The School Board has yet to set a date for the referendum. Possibilities include the general election ballot on Nov. 4, 2008, or the Sept. 2 primary preceding it.
The union's big head start contrasts sharply with the 2004 campaign, which lasted only three months after the School Board wavered about the tax and waited until July of that year to put it on the ballot.
The union's surge follows a recent effort by the school district to better publicize how the tax money is being spent. The district's Web site prominently features a detailed accounting of where the tax proceeds are going, including links to public documents from a committee that oversees the money.
The new feature, titled "Referendum Revealed, " details increases in teacher pay and improvements in arts programs, reading materials and the availability of computers in classrooms across the district.
"I think a lot of the discontent with property taxes has been that people have seen their taxes go up and they haven't seen the return in services, and the school tax is not like that, " Rawlins said. "They have gotten exactly what we told them they were going to get."
She said she thinks voters' desire for a strong school system will override concerns about high taxes, much as they did in 2004.
The tax is 50 cents on every $1, 000 of assessed value. The owner of a home valued at $200, 000 for taxing purposes, with a $25, 000 homestead exemption, pays $87.50 a year. That's on top of regular school taxes, which this year came to $1, 349.
Eighty percent of the proceeds from the special tax pay for teacher salary increases and the remaining 20 percent goes to arts, reading and technology programs.
In its first year, 2005, the tax raised $30.4-million. This fiscal year, it raised $36-million. For the fiscal year starting July 1, the total is expected to rise to more than $38-million.
The annual increases have been fueled by new construction and rising property values.
As a result, Pinellas' teacher salaries are the highest in the Tampa Bay area. Average teacher pay has increased from about $40, 000 before the referendum to about $46, 000 this year, a 15 percent bump.
The goal is to get Pinellas salaries more competitive nationally.
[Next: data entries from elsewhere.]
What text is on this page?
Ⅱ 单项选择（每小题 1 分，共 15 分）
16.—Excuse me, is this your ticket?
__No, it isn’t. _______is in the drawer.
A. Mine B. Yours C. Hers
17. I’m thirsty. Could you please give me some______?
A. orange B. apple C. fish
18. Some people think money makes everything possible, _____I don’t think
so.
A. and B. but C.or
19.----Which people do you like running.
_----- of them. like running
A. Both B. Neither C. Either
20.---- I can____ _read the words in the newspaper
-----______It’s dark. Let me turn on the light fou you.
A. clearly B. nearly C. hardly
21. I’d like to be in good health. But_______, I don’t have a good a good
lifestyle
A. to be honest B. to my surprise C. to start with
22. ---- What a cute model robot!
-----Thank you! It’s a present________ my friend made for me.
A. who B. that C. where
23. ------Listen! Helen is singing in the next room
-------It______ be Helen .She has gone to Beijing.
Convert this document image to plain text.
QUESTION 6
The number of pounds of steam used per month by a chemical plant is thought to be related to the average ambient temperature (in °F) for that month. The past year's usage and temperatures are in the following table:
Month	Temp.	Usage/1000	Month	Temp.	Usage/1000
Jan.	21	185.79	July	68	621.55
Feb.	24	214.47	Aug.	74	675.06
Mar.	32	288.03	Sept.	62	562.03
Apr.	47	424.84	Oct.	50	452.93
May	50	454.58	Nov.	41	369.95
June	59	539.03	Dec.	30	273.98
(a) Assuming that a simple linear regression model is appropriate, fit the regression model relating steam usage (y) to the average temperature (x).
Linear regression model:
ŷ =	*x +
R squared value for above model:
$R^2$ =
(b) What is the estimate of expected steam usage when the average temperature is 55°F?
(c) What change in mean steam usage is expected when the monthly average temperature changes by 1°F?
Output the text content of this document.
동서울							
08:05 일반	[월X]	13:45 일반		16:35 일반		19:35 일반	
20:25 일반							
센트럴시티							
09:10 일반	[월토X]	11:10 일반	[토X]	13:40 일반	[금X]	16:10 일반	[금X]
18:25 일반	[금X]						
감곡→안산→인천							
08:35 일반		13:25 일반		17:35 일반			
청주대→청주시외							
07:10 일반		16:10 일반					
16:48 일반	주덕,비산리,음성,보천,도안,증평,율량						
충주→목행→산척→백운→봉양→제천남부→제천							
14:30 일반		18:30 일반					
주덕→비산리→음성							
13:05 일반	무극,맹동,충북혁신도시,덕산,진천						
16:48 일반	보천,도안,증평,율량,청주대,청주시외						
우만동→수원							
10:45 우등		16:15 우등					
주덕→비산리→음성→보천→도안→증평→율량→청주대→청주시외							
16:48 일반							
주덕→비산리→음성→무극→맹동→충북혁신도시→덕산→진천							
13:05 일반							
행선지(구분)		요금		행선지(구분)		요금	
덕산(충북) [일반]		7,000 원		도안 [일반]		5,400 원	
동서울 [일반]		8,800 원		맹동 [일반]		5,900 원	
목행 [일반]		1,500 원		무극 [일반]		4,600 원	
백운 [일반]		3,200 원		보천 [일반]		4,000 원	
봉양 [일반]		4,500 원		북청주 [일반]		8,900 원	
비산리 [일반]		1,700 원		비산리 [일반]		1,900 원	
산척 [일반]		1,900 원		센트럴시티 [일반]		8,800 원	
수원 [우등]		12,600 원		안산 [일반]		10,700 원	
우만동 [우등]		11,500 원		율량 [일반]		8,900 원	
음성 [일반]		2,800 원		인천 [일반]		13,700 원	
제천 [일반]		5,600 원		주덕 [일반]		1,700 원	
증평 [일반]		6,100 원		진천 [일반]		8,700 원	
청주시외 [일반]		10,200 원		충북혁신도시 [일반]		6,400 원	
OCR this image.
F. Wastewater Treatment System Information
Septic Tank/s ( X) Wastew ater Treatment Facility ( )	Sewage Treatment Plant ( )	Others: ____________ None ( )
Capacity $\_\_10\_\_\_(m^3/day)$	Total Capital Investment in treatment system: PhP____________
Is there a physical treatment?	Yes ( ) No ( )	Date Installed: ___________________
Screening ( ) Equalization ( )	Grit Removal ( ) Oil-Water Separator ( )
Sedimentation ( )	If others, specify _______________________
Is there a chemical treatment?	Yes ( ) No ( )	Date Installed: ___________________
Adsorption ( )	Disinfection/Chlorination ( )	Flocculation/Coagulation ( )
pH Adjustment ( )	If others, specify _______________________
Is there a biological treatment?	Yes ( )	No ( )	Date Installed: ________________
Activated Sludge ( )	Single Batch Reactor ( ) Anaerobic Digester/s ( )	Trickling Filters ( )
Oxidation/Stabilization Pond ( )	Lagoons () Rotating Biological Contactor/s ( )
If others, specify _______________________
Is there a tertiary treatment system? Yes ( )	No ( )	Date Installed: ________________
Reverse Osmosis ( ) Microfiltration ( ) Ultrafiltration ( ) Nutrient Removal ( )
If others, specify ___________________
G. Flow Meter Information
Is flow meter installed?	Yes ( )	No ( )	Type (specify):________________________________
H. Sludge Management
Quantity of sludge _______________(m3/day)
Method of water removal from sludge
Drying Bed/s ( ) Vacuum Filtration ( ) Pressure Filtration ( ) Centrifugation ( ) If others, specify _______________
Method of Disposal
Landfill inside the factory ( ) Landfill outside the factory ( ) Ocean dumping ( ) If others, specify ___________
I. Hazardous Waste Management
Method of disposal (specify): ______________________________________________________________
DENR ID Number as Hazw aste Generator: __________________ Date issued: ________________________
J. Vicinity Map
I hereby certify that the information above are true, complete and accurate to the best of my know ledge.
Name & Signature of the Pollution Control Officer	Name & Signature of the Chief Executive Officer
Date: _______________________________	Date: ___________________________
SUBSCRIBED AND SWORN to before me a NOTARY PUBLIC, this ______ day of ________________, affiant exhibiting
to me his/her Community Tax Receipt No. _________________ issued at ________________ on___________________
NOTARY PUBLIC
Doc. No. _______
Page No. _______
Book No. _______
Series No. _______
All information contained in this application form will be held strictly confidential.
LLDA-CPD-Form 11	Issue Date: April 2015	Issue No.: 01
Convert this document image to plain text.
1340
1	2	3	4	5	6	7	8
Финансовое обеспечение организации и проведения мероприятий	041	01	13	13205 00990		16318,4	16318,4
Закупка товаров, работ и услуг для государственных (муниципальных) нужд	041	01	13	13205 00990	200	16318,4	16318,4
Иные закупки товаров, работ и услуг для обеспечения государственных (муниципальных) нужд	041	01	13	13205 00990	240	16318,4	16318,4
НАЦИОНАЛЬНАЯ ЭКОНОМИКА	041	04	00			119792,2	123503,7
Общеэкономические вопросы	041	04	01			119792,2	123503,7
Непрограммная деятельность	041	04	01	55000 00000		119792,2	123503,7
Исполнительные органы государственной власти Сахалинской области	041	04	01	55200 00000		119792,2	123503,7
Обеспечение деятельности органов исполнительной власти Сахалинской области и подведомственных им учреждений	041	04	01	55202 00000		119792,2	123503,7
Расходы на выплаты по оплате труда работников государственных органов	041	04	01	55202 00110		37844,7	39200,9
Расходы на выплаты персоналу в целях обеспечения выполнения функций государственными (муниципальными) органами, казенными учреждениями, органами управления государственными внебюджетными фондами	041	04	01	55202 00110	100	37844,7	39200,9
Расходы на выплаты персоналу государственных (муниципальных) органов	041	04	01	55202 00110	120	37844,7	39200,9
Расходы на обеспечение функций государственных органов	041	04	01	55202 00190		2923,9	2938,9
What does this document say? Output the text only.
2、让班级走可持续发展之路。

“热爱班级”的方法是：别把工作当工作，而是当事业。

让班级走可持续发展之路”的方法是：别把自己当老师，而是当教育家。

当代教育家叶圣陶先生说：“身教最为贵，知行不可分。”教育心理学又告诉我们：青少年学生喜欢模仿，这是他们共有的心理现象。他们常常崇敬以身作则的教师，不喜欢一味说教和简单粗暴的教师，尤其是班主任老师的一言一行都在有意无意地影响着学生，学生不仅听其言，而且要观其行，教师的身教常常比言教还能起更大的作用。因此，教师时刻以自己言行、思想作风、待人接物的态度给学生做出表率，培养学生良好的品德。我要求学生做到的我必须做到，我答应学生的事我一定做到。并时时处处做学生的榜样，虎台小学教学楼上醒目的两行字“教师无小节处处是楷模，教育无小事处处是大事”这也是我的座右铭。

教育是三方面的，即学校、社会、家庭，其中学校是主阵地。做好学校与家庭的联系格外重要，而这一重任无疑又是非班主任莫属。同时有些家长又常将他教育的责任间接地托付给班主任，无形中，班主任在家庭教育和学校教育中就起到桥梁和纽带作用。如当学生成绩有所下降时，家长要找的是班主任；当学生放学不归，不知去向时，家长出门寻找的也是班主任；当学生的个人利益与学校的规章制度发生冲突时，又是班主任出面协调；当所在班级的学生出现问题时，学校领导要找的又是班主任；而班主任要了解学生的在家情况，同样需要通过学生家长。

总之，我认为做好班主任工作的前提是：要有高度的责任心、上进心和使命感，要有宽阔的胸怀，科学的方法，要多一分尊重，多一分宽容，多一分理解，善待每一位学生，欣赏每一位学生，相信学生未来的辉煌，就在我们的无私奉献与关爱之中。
On average, teachers get about $100 each paycheck from the referendum, said Moore, the union head, describing the reasoning for asking them to contribute that amount to the campaign.
Since teachers benefit most from the tax, he said, the union decided to ask them for money before soliciting donations from others.
"Clearly, this is something that the teachers need to be behind, " said Rawlins.
The request comes as teachers head into the summer months, a time of second jobs and leaner household budgets. For many, the last district paycheck before classes begin in late August will come June 8.
Moore said the union will offer easy-pay plans to make it easier to donate.
"I think it's probably going to be met with mixed enthusiasm, " said School Board member Carol Cook, a former teacher. But she added, "I don't think it's a bad idea to be asking ... I hope several of them do (donate), including some of the retired teachers."
Said School Board member Janet Clark, a former teacher who opposed the 2004 referendum: "I think it's absolutely right that teachers should give back. I would hate to have the voting public think that the teachers are not grateful."
She cited fears of what would happen if Pinellas voters decide not to renew the tax. The district would have to cut more than $30-million from its budget or reduce teacher salaries.
Echoing other district officials, Clark said: "It's a scary thought to me."